Like all good ideas, this one is old. Discussions of statistical analysis for MT go back decades, and the implementation is appearing now because of a combination of explosive growth of the Web, the power of search engines to index and store vast portions of the content online, and the processing speed of computers to crunch through all this data.
So the idea has had a lot of appeal for a long time, in particular because it takes people out of the loop. Or so the proponents of this approach claim. However, people are still completely in the loop, just not well recognized way. After all, the texts that are being processed statistically to find similarities and from there build the MT system were all produced by people.

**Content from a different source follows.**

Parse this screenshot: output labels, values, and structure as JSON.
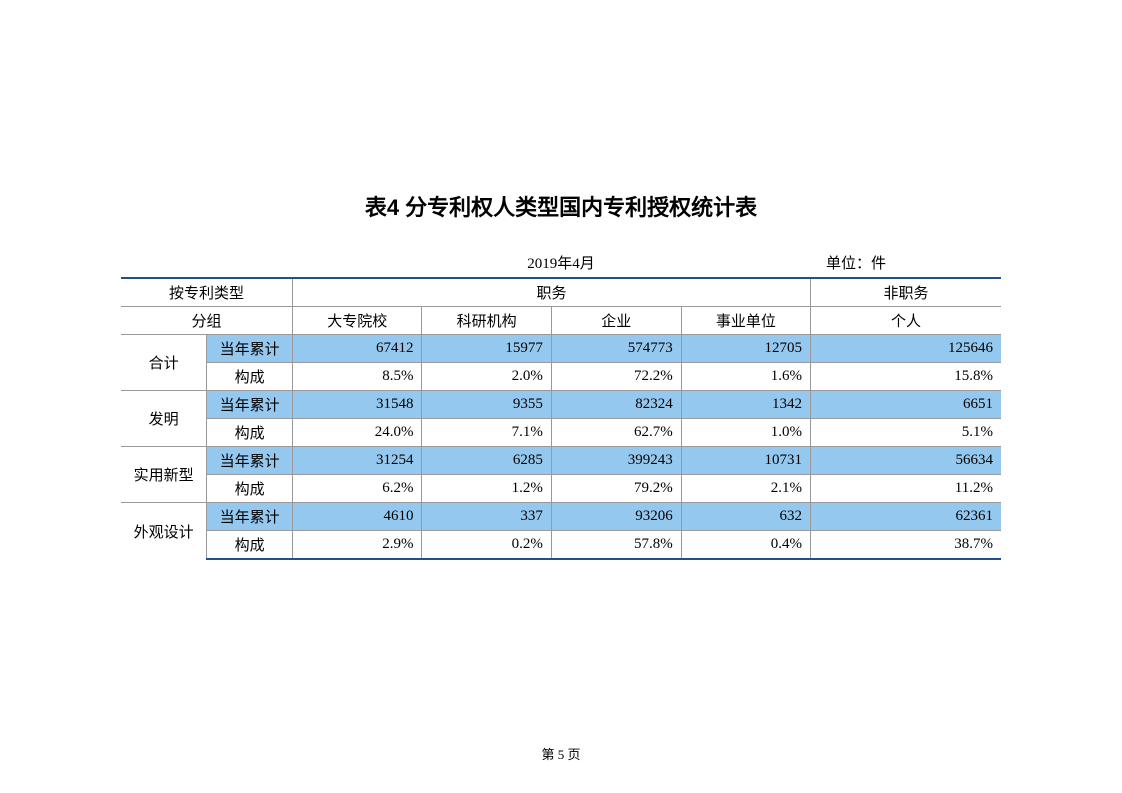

And that is the first problem. How do you know if you have parallel texts unless you know both languages? I am very suspicious of the claims that these systems can reliably and accurately find parallel texts on their own, without human guidance or checking. Most so-called translations of news and related media material online are not actual translations but rewrites, so any system using such material as a source of parallel texts may run into some problems.
Of course, the proponents of this approach claim that the vast quantity of information processed will smooth over any errors that creep in from one text. But how do we know this? If the system is human-free, who is doing the checking? Further, much of the data available online is not freely accessible, but instead requires a subscription or membership to an organization. All of that is presumably off limits to the MT systems, and so a vast repository of potentially useful texts will go unused.
Next, the accuracy issue. Current statistical systems are reported to be upwards of 50% accurate. In other words, if you are given a text in English produced by one of these systems from an Arabic or Chinese original, half the text is accurate. But which half? The system can't tell that, and neither can you, unless you know the source language, in which case you probably wouldn't need the translation. Even if the systems produce texts that are 80% or 90% accurate, that still leaves the texts 20% or 10% inaccurate, with no identification of which part is which. Do you want to use an aircraft maintenance manual or a medical instrument user's guide that is 90% accurate? Do you want to make investment decisions, or create military strategy with anything less than 100% accuracy?
The proponents standard response to this is that the systems will become 100% accurate. But that is just a response, since no system is currently even 50% accurate with anything but the most general, ordinary material. When the MT systems' developers are claiming accuracy levels approaching 100%, then it will be time for close scrutiny of their work. They may ultimately become that accurate. But there is a long way to go between 50% accurate and 100% accurate, and as is the case with so many tasks in artificial intelligence, the first 50% is easy, the next 25% is hard, and the remainder is very, very hard to achieve. Time will tell.